In the meantime, according to the organization, this situation is being created by the increasingly frequent tax breaks, but also by some increasingly sophisticated formulas of tax "optimization", so to speak, for example through trusts. Not to mention the real tax fraud, notoriously feasible through offshore havens, by transferring one's account to countries where banking secrecy still exists or by finding one of the many ways to evade the tax. "Taxes on inheritance and gifts should have a greater weight in the member countries", argues the OECD which raises the alarm above all on the concentration of wealth, which tends to become more and more accentuated.
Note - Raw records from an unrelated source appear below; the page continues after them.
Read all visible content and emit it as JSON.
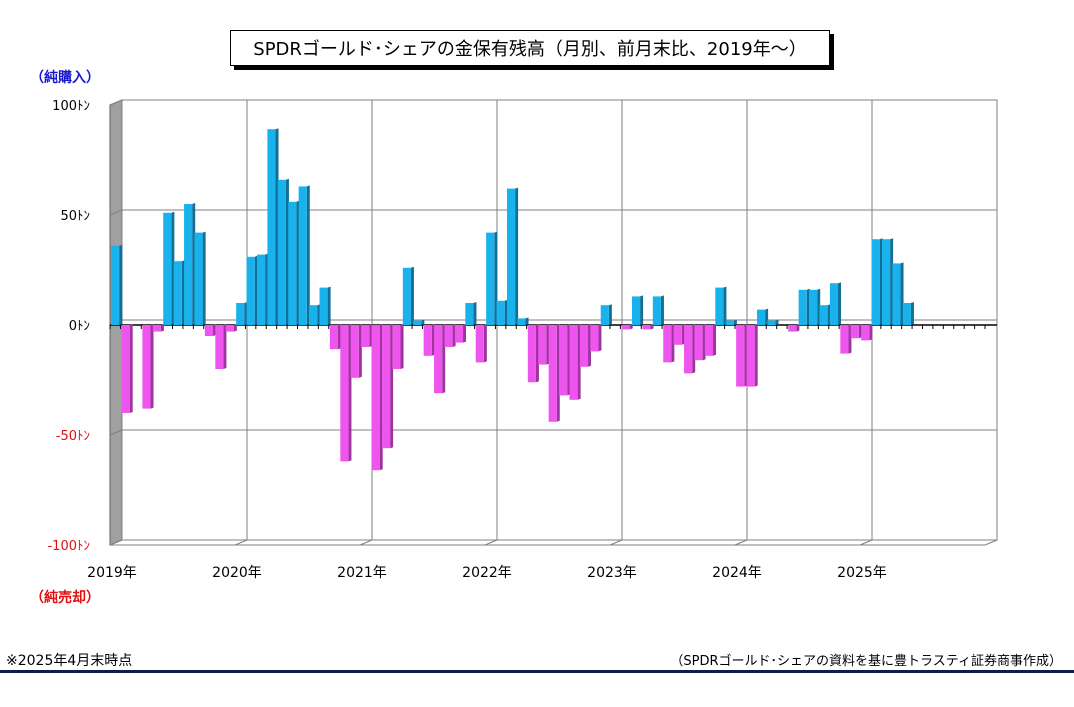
{
  "title": "SPDRゴールド･シェアの金保有残高（月別、前月末比、2019年～）",
  "label_top": "（純購入）",
  "label_bottom": "（純売却）",
  "note": "※2025年4月末時点",
  "source": "（SPDRゴールド･シェアの資料を基に豊トラスティ証券商事作成）",
  "colors": {
    "positive": "#1ab2ec",
    "negative": "#ee55ee",
    "positive_dark": "#126f96",
    "negative_dark": "#9e349e",
    "ytick_positive": "#000000",
    "ytick_negative": "#e01010"
  },
  "chart_data": {
    "type": "bar",
    "ylim": [
      -100,
      100
    ],
    "y_ticks": [
      {
        "value": 100,
        "label": "100ﾄﾝ"
      },
      {
        "value": 50,
        "label": "50ﾄﾝ"
      },
      {
        "value": 0,
        "label": "0ﾄﾝ"
      },
      {
        "value": -50,
        "label": "-50ﾄﾝ"
      },
      {
        "value": -100,
        "label": "-100ﾄﾝ"
      }
    ],
    "x_labels": [
      "2019年",
      "2020年",
      "2021年",
      "2022年",
      "2023年",
      "2024年",
      "2025年"
    ],
    "start": "2019-01",
    "values": [
      36,
      -40,
      0,
      -38,
      -3,
      51,
      29,
      55,
      42,
      -5,
      -20,
      -3,
      10,
      31,
      32,
      89,
      66,
      56,
      63,
      9,
      17,
      -11,
      -62,
      -24,
      -10,
      -66,
      -56,
      -20,
      26,
      2,
      -14,
      -31,
      -10,
      -8,
      10,
      -17,
      42,
      11,
      62,
      3,
      -26,
      -18,
      -44,
      -32,
      -34,
      -19,
      -12,
      9,
      0,
      -2,
      13,
      -2,
      13,
      -17,
      -9,
      -22,
      -16,
      -14,
      17,
      2,
      -28,
      -28,
      7,
      2,
      0,
      -3,
      16,
      16,
      9,
      19,
      -13,
      -6,
      -7,
      39,
      39,
      28,
      10
    ]
  }
}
Especially after 2020, which was marked by the pandemic and the economic crisis, but which was a year to remember for billionaires from all over the world. Leaving aside the extreme cases of Jeff Bezos and Elon Musk, the fortunes of billionaires have grown by 14% in Europe, 25% in North America and 50% in Asia.

Since the beginning of the pandemic, the assets of the top 10 billionaires in the world have increased by a total of 540 billion dollars. In the world today, the richest 10% hold over half of global wealth, on average. A few hundred of the super rich own as much as 4,6 billion other people. While bottom 50% have less than 1%. It is also for this reason that the OECD calls for a change of pace: the theme in this case is not to hit the assets of individual people, but to ensure that wealth is not perpetuated forever in the hands of a few dozen families, to the detriment of others and public coffers.